As with any quality product, aftercare and maintenance is paramount to ensure you get the most out of your purchase.

Oak flooring is no different, whether its engineered for that added stability and cost effective price or it’s solid oak hardwood crafted into beautiful traditional oak flooring, both need particular care to preserve longevity.

Good preparation and attention to detail goes a long way with oak flooring, lets see what you can do to make it a staple and eye catching feature in your home.

Preparing your oak flooring

Oak flooring whilst kilned to a stable level will need to be installed in such a way as to account for moisture movement throughout the seasons. With temperature and humidity changes over time, all timbers will undergo moisture movement especially so in centrally heated homes.

Before laying the oak flooring it will need to be acclimated to the room so once received you will need to store them in the room, sticked if possible, to allow for airflow between the pieces. This will ensure the oak has time to acclimatize and find an equilibrium to stay as stable as possible.

We all know that projects must move forward and deadlines loom but the longer they can sit, the better. We do advise a minimum of atleast a week and within the same conditions that they will be installed in.

If you plan on adding treatment to the oak flooring now’s the time to do it, after they’ve stabilized and they’re primed for absorption. You can treat them before the storage period while you’re separating the layers to be stripped as they are already dried.

When oiling, take care not overdo it, less is more as the saying goes.

Installing oak flooring

Once your oak flooring has settled and any treatments are applied, its time to fit the boards together. Our biggest top tip here is to leave a slight amount of wiggle room in the tongue and groove of each board. This will help manage the expansion and shrinkage throughout the seasons, connecting them too tightly may cause peaking/buckling.
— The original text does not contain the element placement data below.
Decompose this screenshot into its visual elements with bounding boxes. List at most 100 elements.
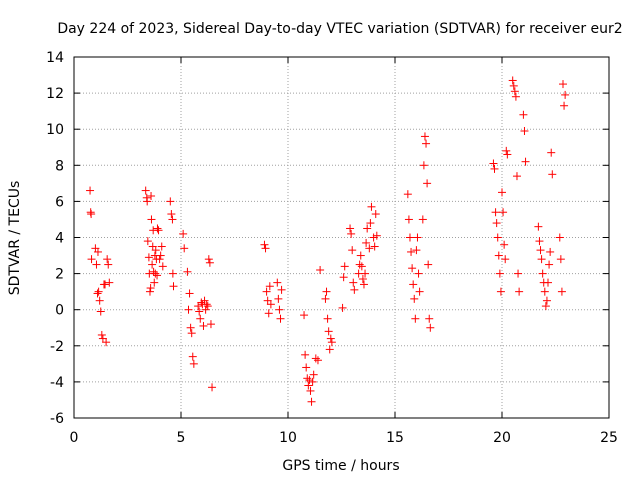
data-point: [305, 376, 314, 385]
data-point: [346, 224, 355, 233]
data-point: [97, 330, 106, 339]
data-point: [547, 148, 556, 157]
data-point: [359, 280, 368, 289]
data-point: [104, 260, 113, 269]
data-point: [424, 260, 433, 269]
data-point: [157, 242, 166, 251]
data-point: [425, 314, 434, 323]
data-point: [510, 87, 519, 96]
data-point: [183, 267, 192, 276]
data-point: [273, 278, 282, 287]
data-point: [503, 150, 512, 159]
data-point: [508, 76, 517, 85]
data-point: [340, 262, 349, 271]
data-point: [277, 285, 286, 294]
data-point: [311, 354, 320, 363]
data-point: [496, 287, 505, 296]
data-point: [184, 305, 193, 314]
data-point: [86, 186, 95, 195]
data-point: [102, 338, 111, 347]
data-point: [426, 323, 435, 332]
data-point: [405, 233, 414, 242]
data-point: [321, 294, 330, 303]
data-point: [95, 296, 104, 305]
data-point: [358, 275, 367, 284]
data-point: [180, 244, 189, 253]
data-point: [560, 101, 569, 110]
data-point: [147, 191, 156, 200]
data-point: [514, 269, 523, 278]
data-point: [347, 229, 356, 238]
data-point: [150, 278, 159, 287]
data-point: [365, 244, 374, 253]
data-point: [93, 247, 102, 256]
data-point: [200, 296, 209, 305]
data-point: [410, 294, 419, 303]
data-point: [325, 345, 334, 354]
data-point: [147, 215, 156, 224]
data-point: [141, 186, 150, 195]
data-point: [520, 127, 529, 136]
data-point: [403, 190, 412, 199]
data-point: [105, 278, 114, 287]
data-point: [521, 157, 530, 166]
data-point: [491, 208, 500, 217]
data-point: [367, 202, 376, 211]
data-point: [101, 280, 110, 289]
data-point: [412, 246, 421, 255]
x-axis: 0 5 10 15 20 25: [70, 57, 618, 446]
data-point: [195, 307, 204, 316]
data-point: [145, 287, 154, 296]
data-point: [197, 298, 206, 307]
data-point: [498, 188, 506, 197]
data-point: [534, 222, 543, 231]
data-point: [261, 244, 270, 253]
y-axis-label: SDTVAR / TECUs: [7, 181, 23, 296]
data-point: [151, 246, 160, 255]
data-point: [511, 92, 520, 101]
data-point: [370, 242, 379, 251]
x-tick-label: 10: [279, 430, 297, 446]
data-point: [316, 265, 325, 274]
data-point: [338, 303, 347, 312]
data-point: [153, 224, 162, 233]
data-point: [355, 260, 364, 269]
data-points: [86, 76, 570, 406]
data-point: [143, 197, 152, 206]
data-point: [509, 81, 518, 90]
data-point: [515, 287, 524, 296]
y-tick-label: -4: [50, 375, 64, 391]
data-point: [179, 229, 188, 238]
data-point: [92, 260, 101, 269]
data-point: [204, 255, 213, 264]
data-point: [418, 215, 427, 224]
data-point: [489, 159, 498, 168]
data-point: [423, 179, 432, 188]
y-tick-label: 14: [46, 50, 64, 66]
data-point: [313, 356, 322, 365]
data-point: [153, 271, 162, 280]
data-point: [327, 338, 336, 347]
data-point: [144, 253, 153, 262]
data-point: [501, 255, 510, 264]
data-point: [202, 300, 211, 309]
data-point: [492, 219, 501, 228]
data-point: [413, 233, 422, 242]
data-point: [206, 320, 215, 329]
y-tick-label: 0: [55, 303, 64, 319]
data-point: [194, 302, 203, 311]
data-point: [535, 237, 544, 246]
data-point: [557, 287, 566, 296]
data-point: [536, 246, 545, 255]
data-point: [407, 247, 416, 256]
data-point: [158, 262, 167, 271]
data-point: [306, 386, 315, 395]
data-point: [356, 251, 365, 260]
data-point: [493, 233, 502, 242]
x-axis-label: GPS time / hours: [282, 458, 399, 474]
chart-title: Day 224 of 2023, Sidereal Day-to-day VTE…: [57, 21, 622, 37]
y-tick-label: 8: [55, 158, 64, 174]
data-point: [156, 251, 165, 260]
data-point: [266, 300, 275, 309]
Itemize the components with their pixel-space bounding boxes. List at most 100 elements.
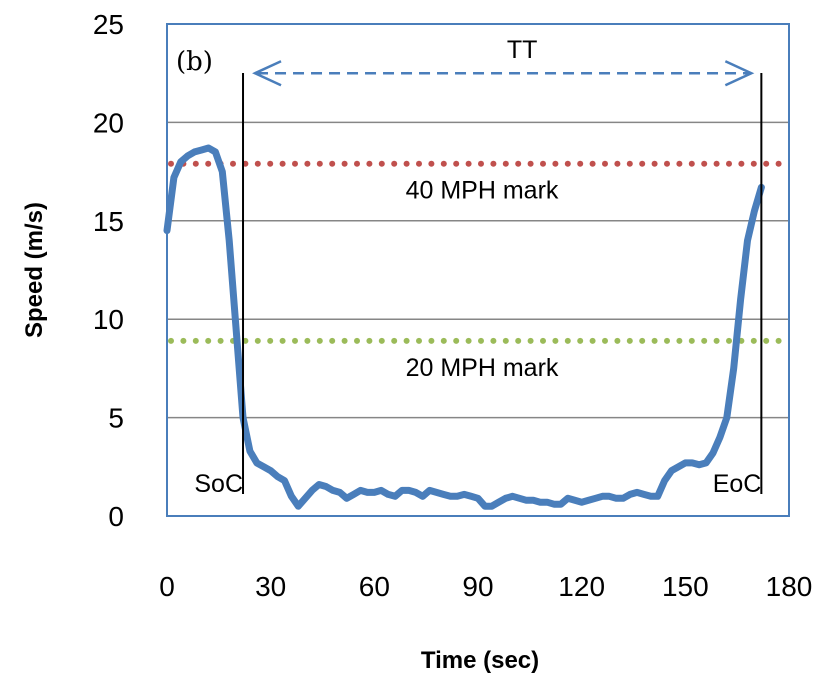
reference-dot xyxy=(688,337,695,344)
reference-dot xyxy=(230,160,236,167)
reference-label-20mph: 20 MPH mark xyxy=(406,354,559,382)
reference-dot xyxy=(527,337,534,344)
reference-dot xyxy=(465,337,472,344)
reference-dot xyxy=(391,160,398,167)
reference-dot xyxy=(614,160,621,167)
reference-dot xyxy=(577,337,584,344)
reference-dot xyxy=(453,160,460,167)
reference-dot xyxy=(676,160,683,167)
event-markers xyxy=(242,73,763,494)
reference-dot xyxy=(391,337,398,344)
speed-series-line xyxy=(163,144,765,510)
y-tick-label: 15 xyxy=(93,206,124,237)
y-tick-label: 5 xyxy=(108,403,124,434)
reference-dot xyxy=(192,337,199,344)
reference-dot xyxy=(304,160,311,167)
reference-dot xyxy=(502,337,509,344)
reference-dot xyxy=(192,160,199,167)
reference-dot xyxy=(180,337,187,344)
reference-dot xyxy=(639,160,646,167)
reference-dot xyxy=(651,160,658,167)
reference-dot xyxy=(540,160,546,167)
reference-dot xyxy=(676,337,683,344)
series-layer xyxy=(163,144,765,510)
x-tick-label: 180 xyxy=(766,571,813,602)
reference-dot xyxy=(292,160,298,167)
travel-time-interval xyxy=(252,60,755,87)
reference-dot xyxy=(341,337,348,344)
reference-dot xyxy=(564,160,571,167)
reference-dot xyxy=(440,337,447,344)
marker-label-soc: SoC xyxy=(194,470,243,498)
reference-dot xyxy=(713,337,720,344)
x-tick-label: 120 xyxy=(558,571,605,602)
y-tick-label: 20 xyxy=(93,107,124,138)
reference-dot xyxy=(490,337,497,344)
reference-dot xyxy=(564,337,571,344)
reference-dot xyxy=(763,160,770,167)
grid-lines xyxy=(167,121,789,419)
reference-dot xyxy=(626,160,633,167)
reference-dot xyxy=(478,160,484,167)
reference-dot xyxy=(453,337,460,344)
reference-dot xyxy=(378,160,385,167)
tick-labels: 0 5 10 15 20 25 0 30 60 90 120 150 180 xyxy=(93,9,813,602)
reference-label-40mph: 40 MPH mark xyxy=(406,177,559,205)
reference-dot xyxy=(428,337,435,344)
reference-lines xyxy=(168,160,782,344)
reference-dot xyxy=(279,337,286,344)
reference-dot xyxy=(602,337,608,344)
reference-dot xyxy=(664,337,670,344)
y-tick-label: 10 xyxy=(93,304,124,335)
reference-dot xyxy=(254,160,261,167)
x-tick-label: 60 xyxy=(359,571,390,602)
reference-dot xyxy=(763,337,770,344)
reference-dot xyxy=(304,337,311,344)
x-tick-label: 0 xyxy=(159,571,175,602)
y-axis-title: Speed (m/s) xyxy=(21,202,48,338)
marker-label-eoc: EoC xyxy=(713,470,762,498)
reference-dot xyxy=(205,160,212,167)
reference-dot xyxy=(168,337,174,344)
reference-dot xyxy=(428,160,435,167)
reference-dot xyxy=(552,160,559,167)
reference-dot xyxy=(527,160,534,167)
reference-dot xyxy=(775,160,782,167)
reference-dot xyxy=(217,337,224,344)
reference-dot xyxy=(775,337,782,344)
reference-dot xyxy=(577,160,584,167)
reference-dot xyxy=(589,160,596,167)
x-tick-label: 30 xyxy=(255,571,286,602)
reference-dot xyxy=(341,160,348,167)
reference-dot xyxy=(205,337,212,344)
panel-label: (b) xyxy=(176,47,213,77)
reference-dot xyxy=(416,337,422,344)
interval-arrowhead-right xyxy=(724,60,755,87)
reference-dot xyxy=(639,337,646,344)
reference-dot xyxy=(316,337,323,344)
reference-dot xyxy=(626,337,633,344)
reference-dot xyxy=(329,337,336,344)
reference-dot xyxy=(651,337,658,344)
plot-area-border xyxy=(166,23,790,517)
reference-dot xyxy=(478,337,484,344)
reference-dot xyxy=(515,337,522,344)
x-tick-label: 150 xyxy=(662,571,709,602)
reference-dot xyxy=(515,160,522,167)
reference-dot xyxy=(168,160,174,167)
y-tick-label: 25 xyxy=(93,9,124,40)
reference-dot xyxy=(366,160,373,167)
reference-dot xyxy=(366,337,373,344)
y-tick-label: 0 xyxy=(108,501,124,532)
reference-dot xyxy=(416,160,422,167)
interval-label: TT xyxy=(507,36,538,64)
reference-dot xyxy=(552,337,559,344)
reference-dot xyxy=(279,160,286,167)
reference-dot xyxy=(329,160,336,167)
x-tick-label: 90 xyxy=(462,571,493,602)
reference-dot xyxy=(316,160,323,167)
reference-dot xyxy=(490,160,497,167)
x-axis-title: Time (sec) xyxy=(421,647,539,674)
reference-dot xyxy=(589,337,596,344)
reference-dot xyxy=(403,337,410,344)
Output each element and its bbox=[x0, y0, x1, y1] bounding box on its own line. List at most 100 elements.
Our oak flooring fitting guide can be found here: Oak Flooring Fixing Guide

Oak flooring aftercare

You’ve prepared the timber, you’ve installed it with all the right techniques and it looks stunning. What should you do now?
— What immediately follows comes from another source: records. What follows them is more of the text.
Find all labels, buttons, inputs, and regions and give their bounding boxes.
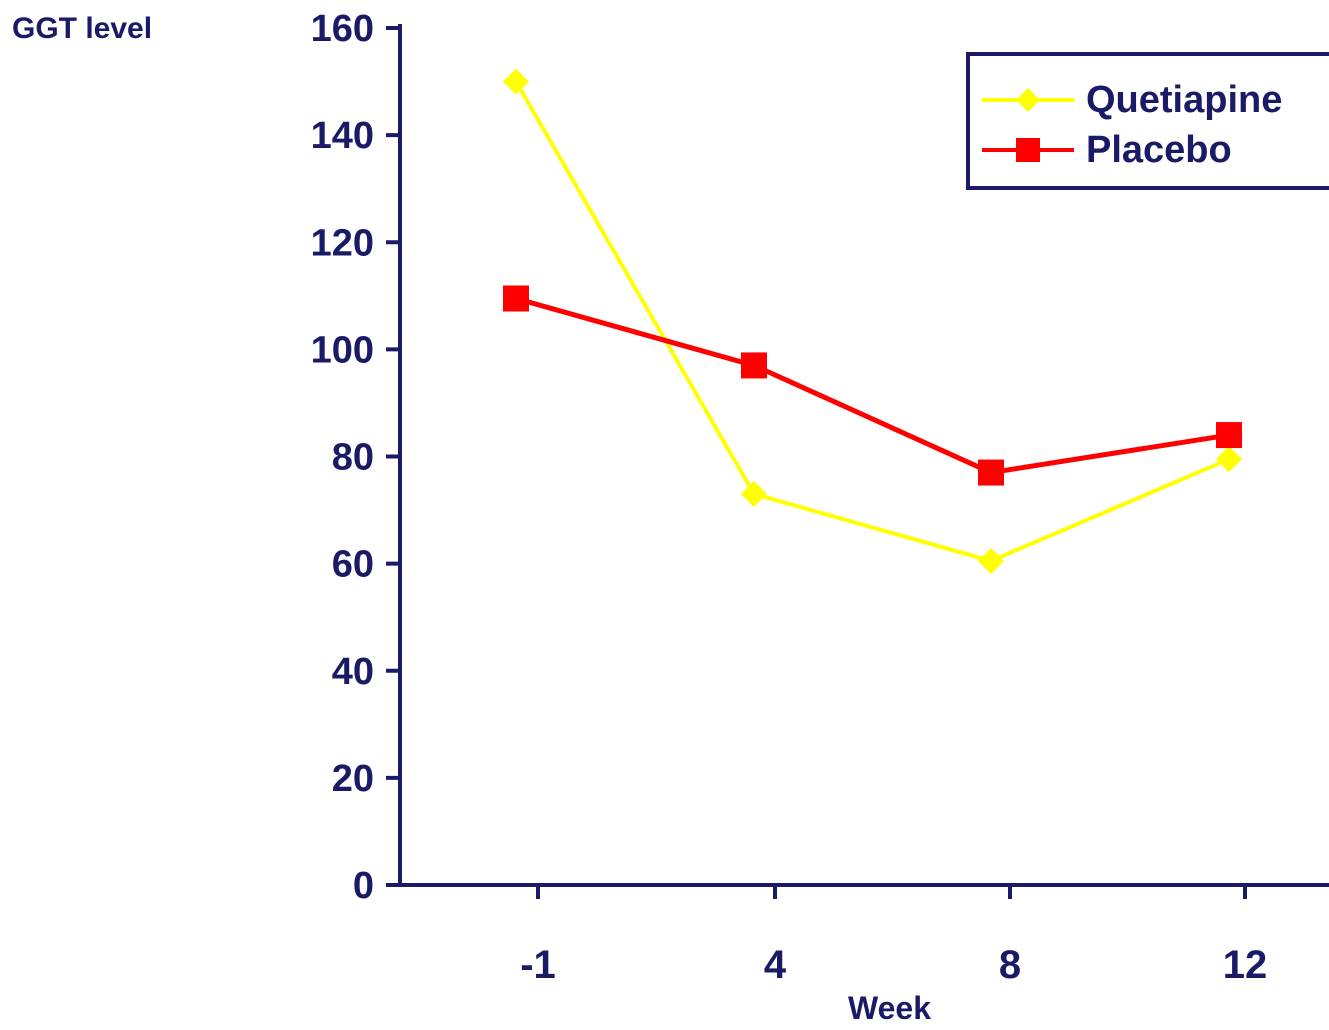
y-tick-label-40: 40 [332, 651, 374, 693]
x-tick-label-3: 12 [1223, 943, 1268, 987]
series-line-quetiapine [514, 80, 1230, 564]
y-tick-label-0: 0 [353, 865, 374, 907]
y-axis-title: GGT level [12, 12, 153, 45]
point-placebo-2 [978, 459, 1004, 486]
y-tick-label-160: 160 [311, 8, 374, 50]
x-tick-label-2: 8 [999, 943, 1021, 987]
y-tick-label-20: 20 [332, 758, 374, 800]
point-placebo-0 [503, 285, 529, 312]
legend: Quetiapine Placebo [966, 52, 1329, 190]
point-quetiapine-3 [1216, 446, 1242, 473]
y-tick-label-120: 120 [311, 222, 374, 264]
point-quetiapine-1 [741, 480, 767, 507]
y-tick-label-80: 80 [332, 437, 374, 479]
point-quetiapine-0 [503, 68, 529, 95]
legend-quetiapine-symbol [982, 88, 1074, 112]
point-placebo-1 [741, 352, 767, 379]
point-quetiapine-2 [978, 547, 1004, 574]
y-tick-label-60: 60 [332, 544, 374, 586]
x-tick-label-0: -1 [520, 943, 556, 987]
point-placebo-3 [1216, 422, 1242, 449]
x-tick-label-1: 4 [764, 943, 787, 987]
legend-quetiapine-diamond [1016, 88, 1040, 112]
legend-label-quetiapine: Quetiapine [1086, 78, 1283, 121]
legend-item-quetiapine: Quetiapine [970, 72, 1282, 128]
legend-placebo-square [1016, 138, 1040, 162]
legend-placebo-symbol [982, 138, 1074, 162]
y-tick-label-140: 140 [311, 115, 374, 157]
legend-item-placebo: Placebo [970, 122, 1232, 178]
x-axis-title: Week [847, 990, 931, 1026]
y-tick-label-100: 100 [311, 329, 374, 371]
legend-label-placebo: Placebo [1086, 128, 1232, 171]
series-line-placebo [515, 296, 1230, 476]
Spillages are the first culprit you need to keep an eye out for, whether it’s a splash from a minor tea incident or you’ve gone slightly overboard watering your lovely plants, clean it up right away, you’d be surprised how quickly it can get absorbed.

Humidity is something else to keep an eye on, you must aim to maintain the same levels year round as the boards have been acclimated to. You can go one step further and invest in a moisture meter to check the pieces periodically so that you can react accordingly before any issues occur.

Aside from that there’s not much else you can do but enjoy your exquisite new solid oak flooring.

Should I buy Engineered Oak Flooring

As with any “should I..” question, it depends.

If you’re not familiar with the term, Engineered flooring is plywood backed planks that are topped with a very thin piece of hardwood or softwood. Our engineered oak flooring for will either be 11mm plywood and 4mm hardwood or 14mm engineered ply and 6mm hardwood.

The main decider for using Engineered Flooring over Solid Hardwood Flooring is largely down to budget. Once installed, they look very similar and so for those who are mainly looking for the oak aesthetic but with with less of the hassle, engineered flooring may be the way to go.

Fitting is straight forward, the aesthetic is comparable and maintenance is low, especially when supplied pre-oiled or pre-lacquered.

That said your options are fairly limited due to the prefabrication of the planks. Solid hardwood flooring is much more flexible than engineered flooring and you can specify widths, finish, lengths and even planking patterns.

Additionally, the pieces can be re-sanded and retreated to refresh the appearance of the flooring as time goes on which is particularly ideal after longer installation periods.

Furthermore, solid flooring isn't limited to Oak. Whilst its a timeless and traditional look, you can also use different species of timber such as American Maple and American Black Cherry.

Closing thoughts

Solid oak flooring is the ideal if you're prepared to put in the preparation and aftercare to maintain the flooring and ofcourse, you have the budget.

Engineered Oak flooring is the perfect solution for those looking to get that traditional aesthetic but without the worry of movement issues and maintenance.